Question: Let \[z=\dfrac{11-3i}{1+i}\]. If a is the real number such that \[z-ia\] is real then the value of a...

Question

Let $z=\dfrac{11-3i}{1+i}$ . If a is the real number such that $z-ia$ is real then the value of a is
A) $1$
B) $-4$
C) $7$
D) $-7$

Answer 1

Solution

In this type of problem, it has been mentioned the value of $z=\dfrac{11-3i}{1+i}$ from this value we have to rationalize the denominator so that we get the value and in question it is mentioned that $z-ia$ is real that means the imaginary part is zero. The value of the imaginary part which we get by rationalizing that we have to compare and equate it to zero (imaginary is zero) to get the value of a.

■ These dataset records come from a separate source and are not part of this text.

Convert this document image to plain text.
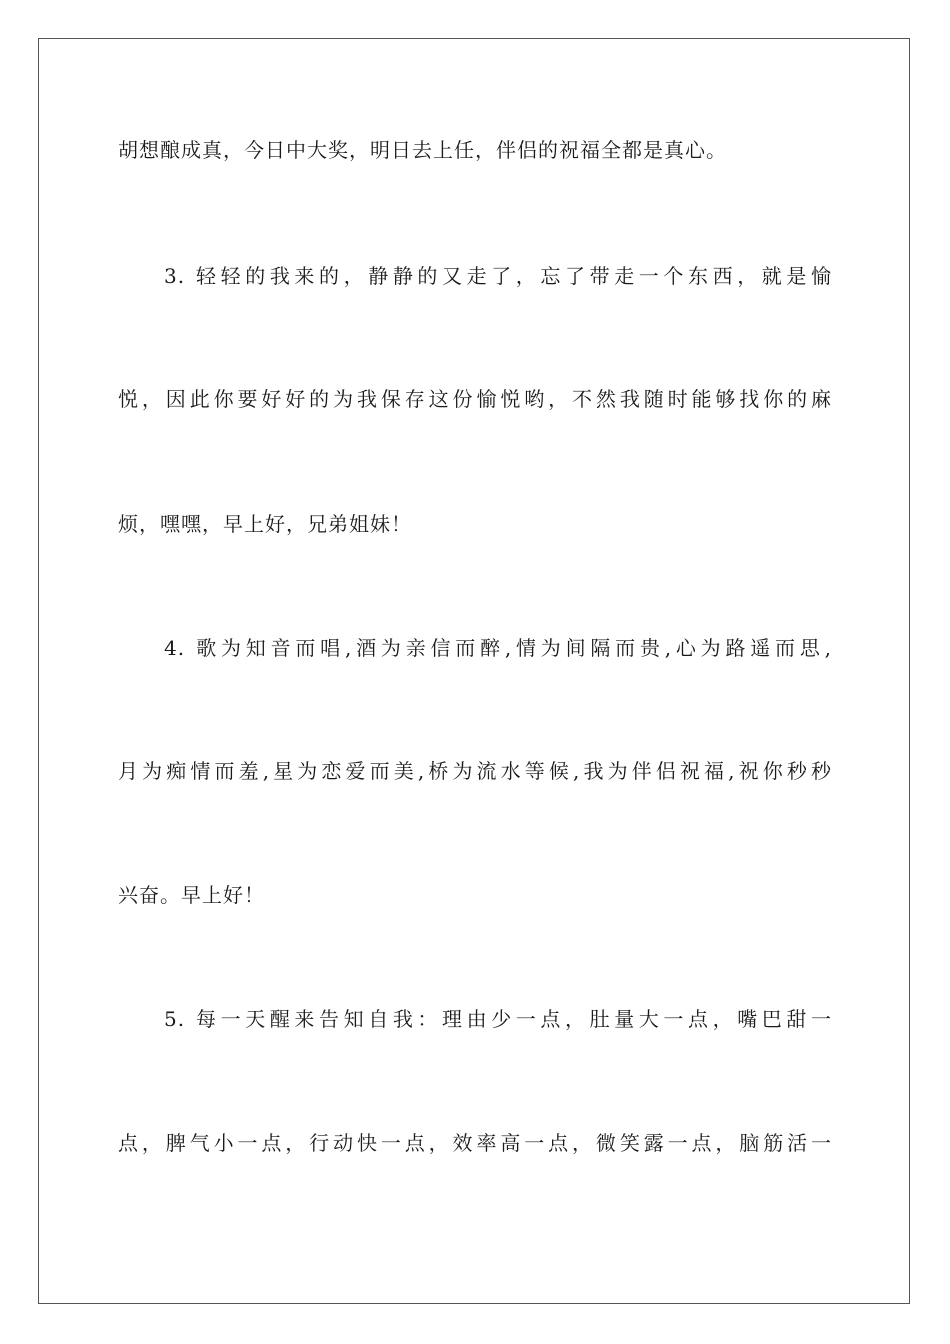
胡想酿成真，今日中大奖，明日去上任，伴侣的祝福全都是真心。
3. 轻轻的我来的，静静的又走了，忘了带走一个东西，就是愉
悦，因此你要好好的为我保存这份愉悦哟，不然我随时能够找你的麻
烦，嘿嘿，早上好，兄弟姐妹！
4. 歌为知音而唱,酒为亲信而醉,情为间隔而贵,心为路遥而思,
月为痴情而羞,星为恋爱而美,桥为流水等候,我为伴侣祝福,祝你秒秒
兴奋。早上好！
5. 每一天醒来告知自我：理由少一点，肚量大一点，嘴巴甜一
点，脾气小一点，行动快一点，效率高一点，微笑露一点，脑筋活一
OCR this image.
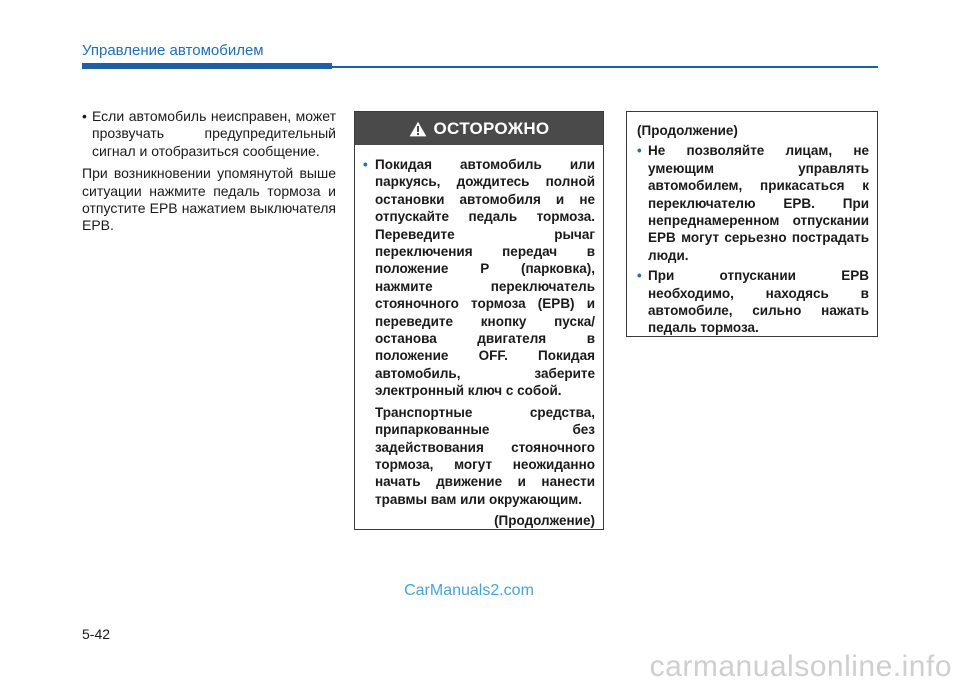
Управление автомобилем
• Если автомобиль неисправен, может прозвучать предупредительный сигнал и отобразиться сообщение.

При возникновении упомянутой выше ситуации нажмите педаль тормоза и отпустите EPB нажатием выключателя EPB.

ОСТОРОЖНО
• Покидая автомобиль или паркуясь, дождитесь полной остановки автомобиля и не отпускайте педаль тормоза. Переведите рычаг переключения передач в положение P (парковка), нажмите переключатель стояночного тормоза (EPB) и переведите кнопку пуска/останова двигателя в положение OFF. Покидая автомобиль, заберите электронный ключ с собой.

Транспортные средства, припаркованные без задействования стояночного тормоза, могут неожиданно начать движение и нанести травмы вам или окружающим.

(Продолжение)
(Продолжение)
• Не позволяйте лицам, не умеющим управлять автомобилем, прикасаться к переключателю EPB. При непреднамеренном отпускании EPB могут серьезно пострадать люди.
• При отпускании EPB необходимо, находясь в автомобиле, сильно нажать педаль тормоза.
CarManuals2.com
5-42
carmanualsonline.info
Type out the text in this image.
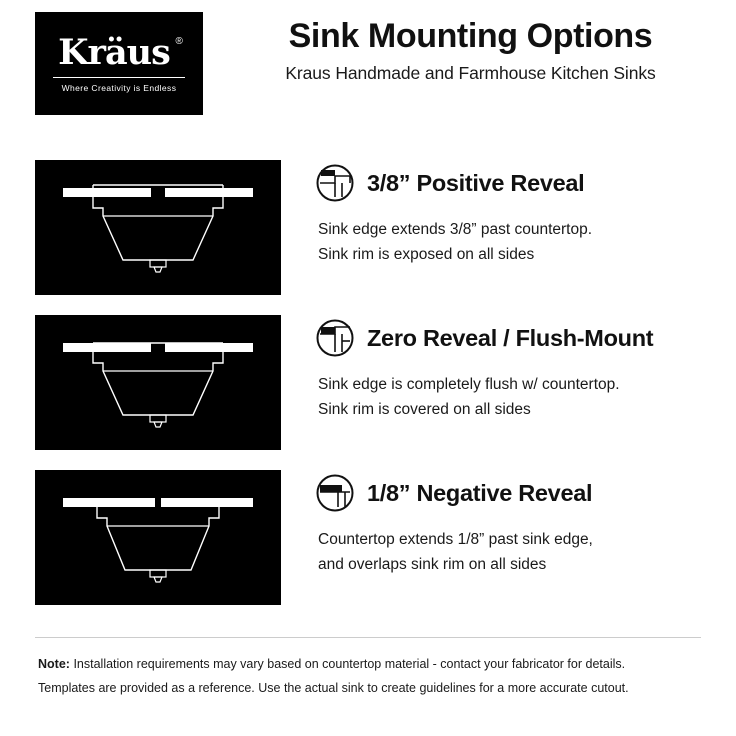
Kräus ®
Where Creativity is Endless
Sink Mounting Options
Kraus Handmade and Farmhouse Kitchen Sinks
3/8” Positive Reveal
Sink edge extends 3/8” past countertop.
Sink rim is exposed on all sides
Zero Reveal / Flush-Mount
Sink edge is completely flush w/ countertop.
Sink rim is covered on all sides
1/8” Negative Reveal
Countertop extends 1/8” past sink edge,
and overlaps sink rim on all sides
Note: Installation requirements may vary based on countertop material - contact your fabricator for details.
Templates are provided as a reference. Use the actual sink to create guidelines for a more accurate cutout.
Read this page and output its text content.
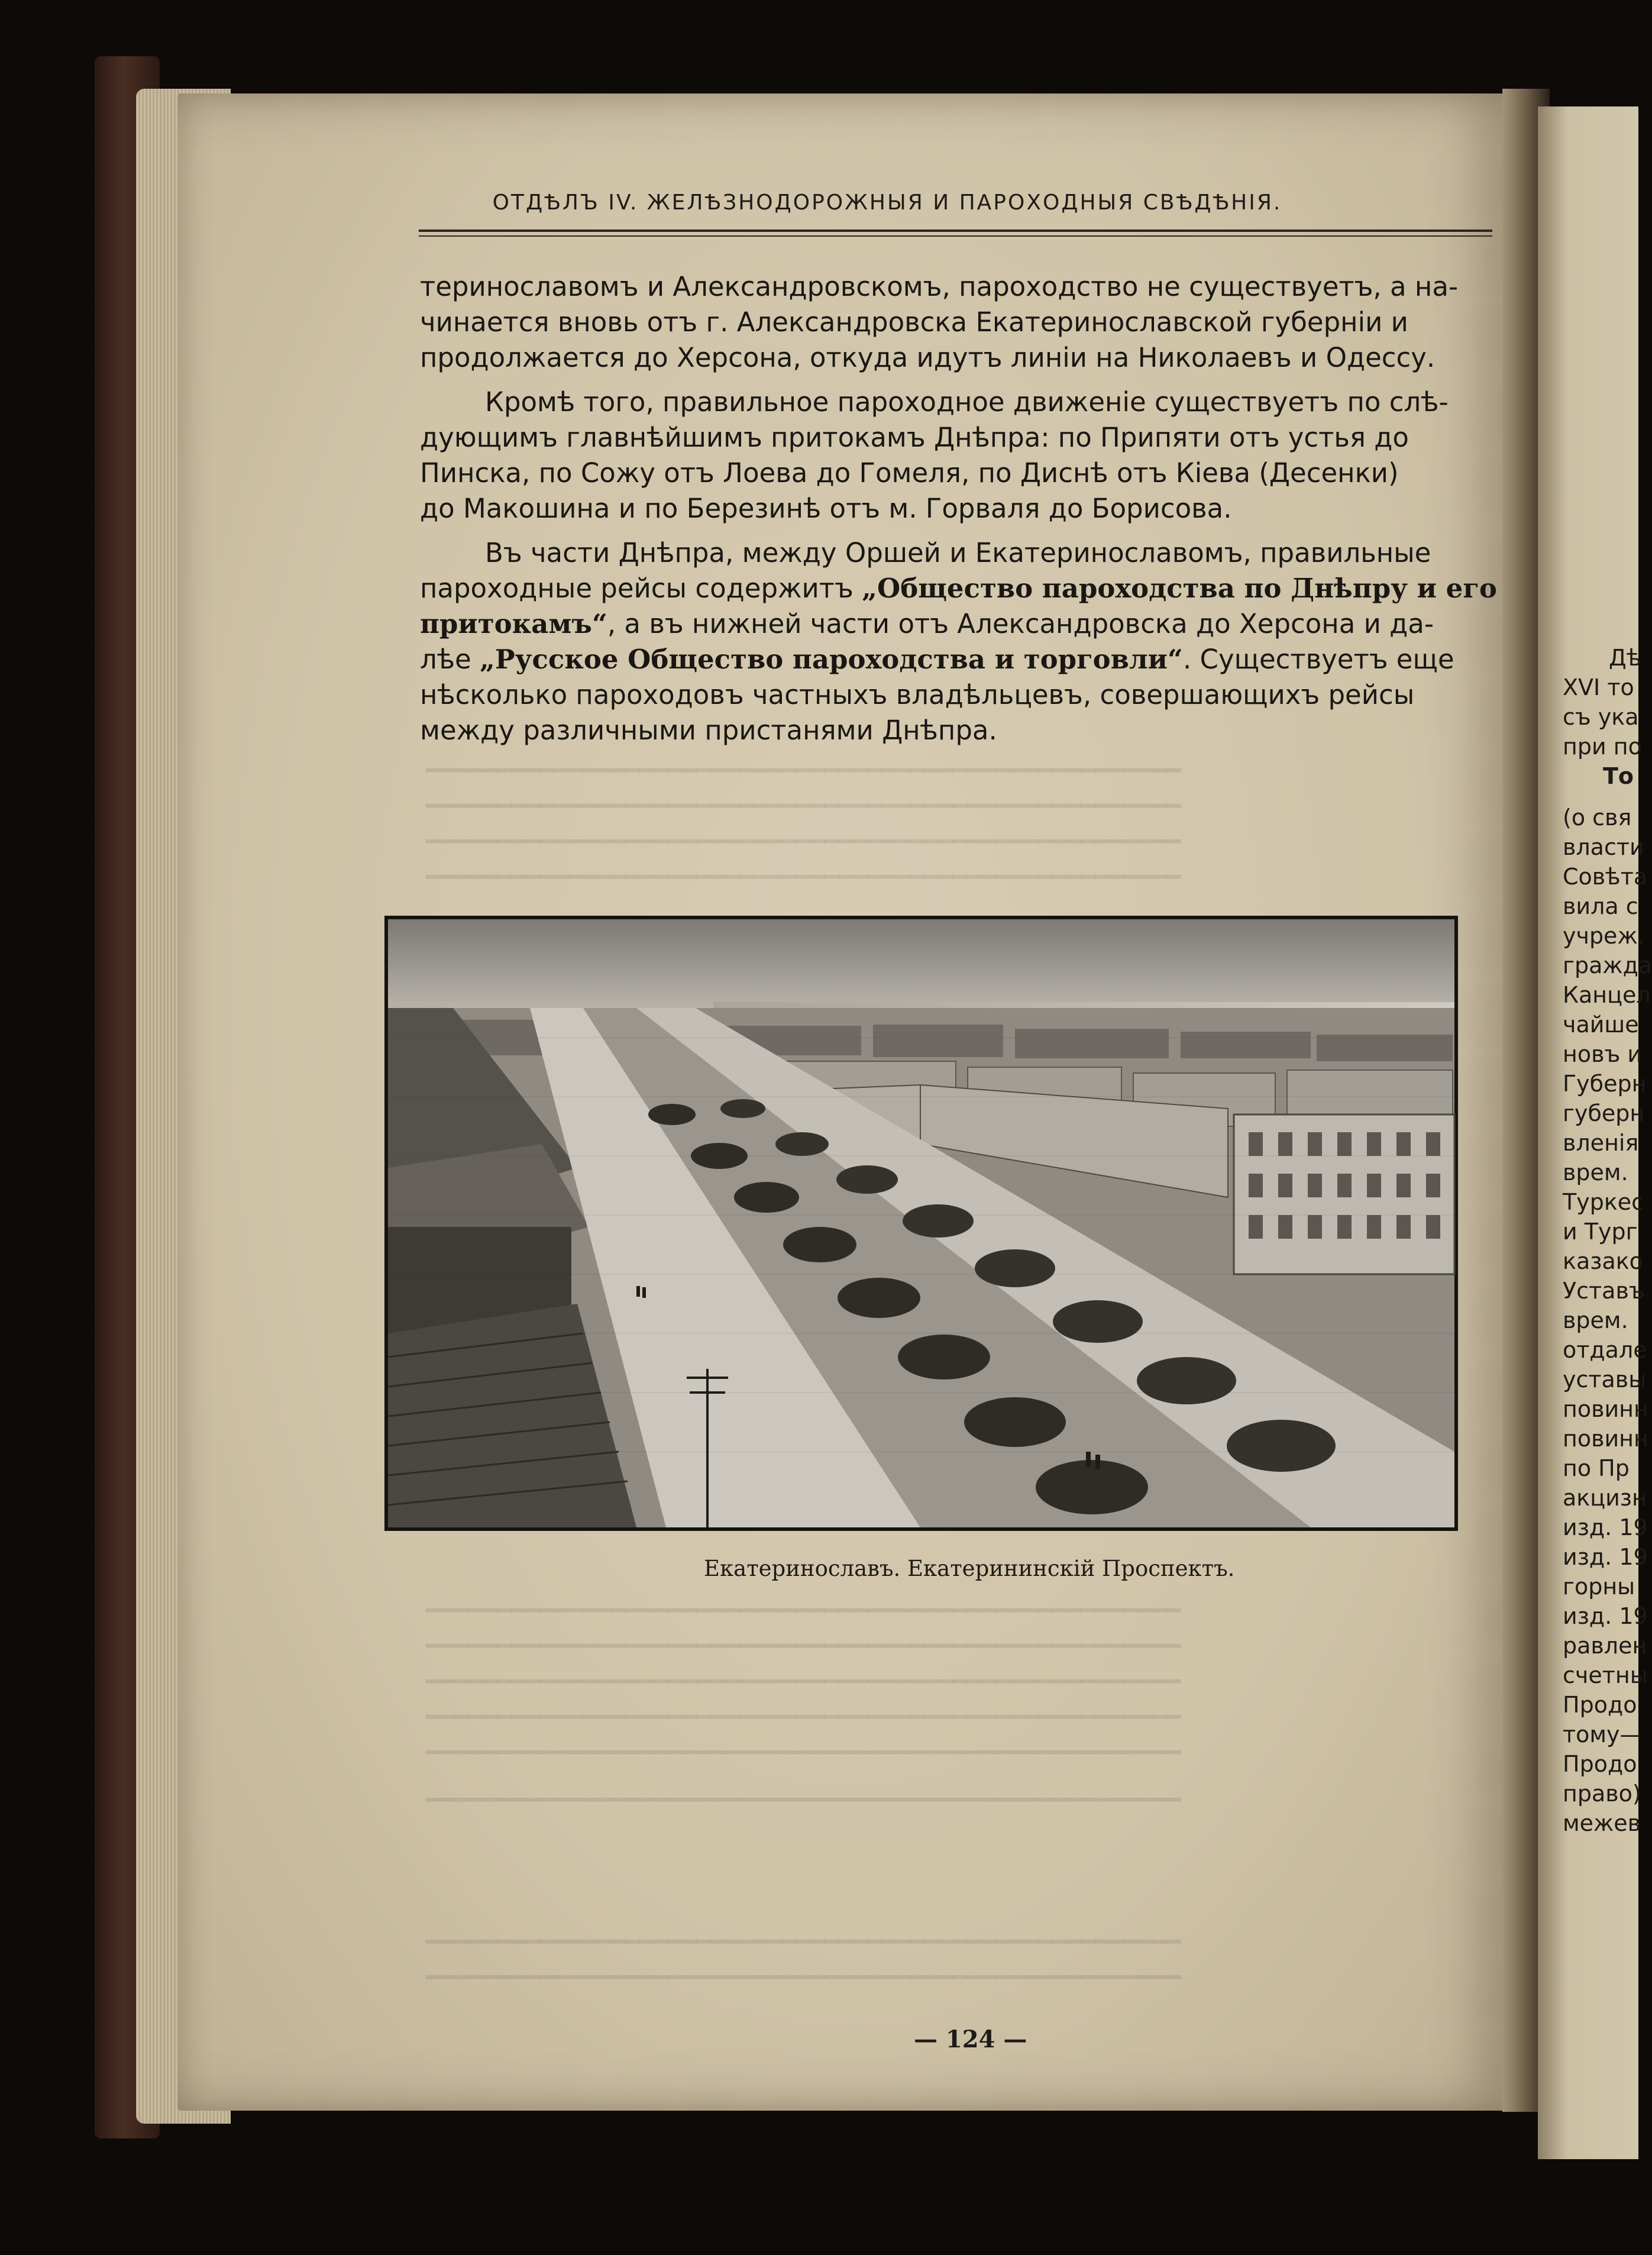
Дѣ
XVI то
съ ука
при по
То
(о свя
власти
Совѣта
вила с
учреж.
гражда
Канцел
чайше
новъ и
Губерн
губерн
вленія
врем.
Туркес
и Тург
казако
Уставъ
врем.
отдале
уставы
повинн
повинн
по Пр
акцизн
изд. 19
изд. 19
горны
изд. 19
равлен
счетны
Продо
тому—
Продо
право)
межев
━━━━━━━━━━━━━━━━━━━━━━━━━━━━━━━━━━━━━━━━━━━━━━━━━━━━━
━━━━━━━━━━━━━━━━━━━━━━━━━━━━━━━━━━━━━━━━━━━━━━━━━━━━━
━━━━━━━━━━━━━━━━━━━━━━━━━━━━━━━━━━━━━━━━━━━━━━━━━━━━━
━━━━━━━━━━━━━━━━━━━━━━━━━━━━━━━━━━━━━━━━━━━━━━━━━━━━━
━━━━━━━━━━━━━━━━━━━━━━━━━━━━━━━━━━━━━━━━━━━━━━━━━━━━━
━━━━━━━━━━━━━━━━━━━━━━━━━━━━━━━━━━━━━━━━━━━━━━━━━━━━━
━━━━━━━━━━━━━━━━━━━━━━━━━━━━━━━━━━━━━━━━━━━━━━━━━━━━━
━━━━━━━━━━━━━━━━━━━━━━━━━━━━━━━━━━━━━━━━━━━━━━━━━━━━━
━━━━━━━━━━━━━━━━━━━━━━━━━━━━━━━━━━━━━━━━━━━━━━━━━━━━━
━━━━━━━━━━━━━━━━━━━━━━━━━━━━━━━━━━━━━━━━━━━━━━━━━━━━━
━━━━━━━━━━━━━━━━━━━━━━━━━━━━━━━━━━━━━━━━━━━━━━━━━━━━━
━━━━━━━━━━━━━━━━━━━━━━━━━━━━━━━━━━━━━━━━━━━━━━━━━━━━━
ОТДѢЛЪ IV. ЖЕЛѢЗНОДОРОЖНЫЯ И ПАРОХОДНЫЯ СВѢДѢНІЯ.
теринославомъ и Александровскомъ, пароходство не существуетъ, а на-
чинается вновь отъ г. Александровска Екатеринославской губерніи и
продолжается до Херсона, откуда идутъ линіи на Николаевъ и Одессу.
Кромѣ того, правильное пароходное движеніе существуетъ по слѣ-
дующимъ главнѣйшимъ притокамъ Днѣпра: по Припяти отъ устья до
Пинска, по Сожу отъ Лоева до Гомеля, по Диснѣ отъ Кіева (Десенки)
до Макошина и по Березинѣ отъ м. Горваля до Борисова.
Въ части Днѣпра, между Оршей и Екатеринославомъ, правильные
пароходные рейсы содержитъ „Общество пароходства по Днѣпру и его
притокамъ“, а въ нижней части отъ Александровска до Херсона и да-
лѣе „Русское Общество пароходства и торговли“. Существуетъ еще
нѣсколько пароходовъ частныхъ владѣльцевъ, совершающихъ рейсы
между различными пристанями Днѣпра.
Екатеринославъ. Екатерининскій Проспектъ.
— 124 —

Complete step by step solution:
Here, you can notice that expression is given $z=\dfrac{11-3i}{1+i}$
And we have to simplify the expression by rationalizing the denominator.
$z=\dfrac{\left( 11-3i \right)}{\left( 1+i \right)}\times \dfrac{\left( 1-i \right)}{\left( 1-i \right)}$
By simplifying the above expression we get:
$z=\dfrac{\left( 11-3i \right)\left( 1-i \right)}{\left( 1+i \right)\left( 1-i \right)}$
Now, if you observe in the denominator then it is in the form of $\left( a+b \right)\left( a-b \right)$
So, we have to apply the property of above form that is $\left( a+b \right)\left( a-b \right)={{a}^{2}}-{{b}^{2}}$ substitute this property in above expression we get
$z=\dfrac{11-11i-3i+3{{i}^{2}}}{1-{{i}^{2}}}$
As we know that ${{i}^{2}}=-1$ substitute in this above expression we get:
$z=\dfrac{11-11i-3i+3(-1)}{1-(-1)}$
Further simplifying the above expression we get:
$z=\dfrac{8-14i}{2}$
Split this above expression into two part that is real part as well as imaginary part us get:
$z=4-7i---(1)$
Now, another equation which is given that is $z-ia$ if you observe then we have to find the value of a
For that we have to add $-ia$ on both sides on equation (1) then, we get:
$z-ia=4-7i-ia$
On RHS separate the term as real and imaginary part we get:
$z-ia=4-i(7+a)$
If you observe $z-ia$ in the question then it has been mentioned clearly that $z-ia$ is real, which means the imaginary part must be zero.
$z-ia=4-i(7+a)$
$7+a=0$
By simplifying further we get:
$a=-7$
Therefore, the correct option is option (D).

Note: In this type of problem always remember that first of all we have to rationalize the given expression after that, separate the term in real and imaginary, modify the expression according to condition and by comparing we get the value of a. Most of the students make mistakes while comparing with $z-ia$ and write the value of $a$ is 7 but that is wrong because if you carefully see in this question it has written that $z-ia$ is real that means the imaginary part is zero. So we have to equate the expression of the imaginary part with zero then we get the value of a.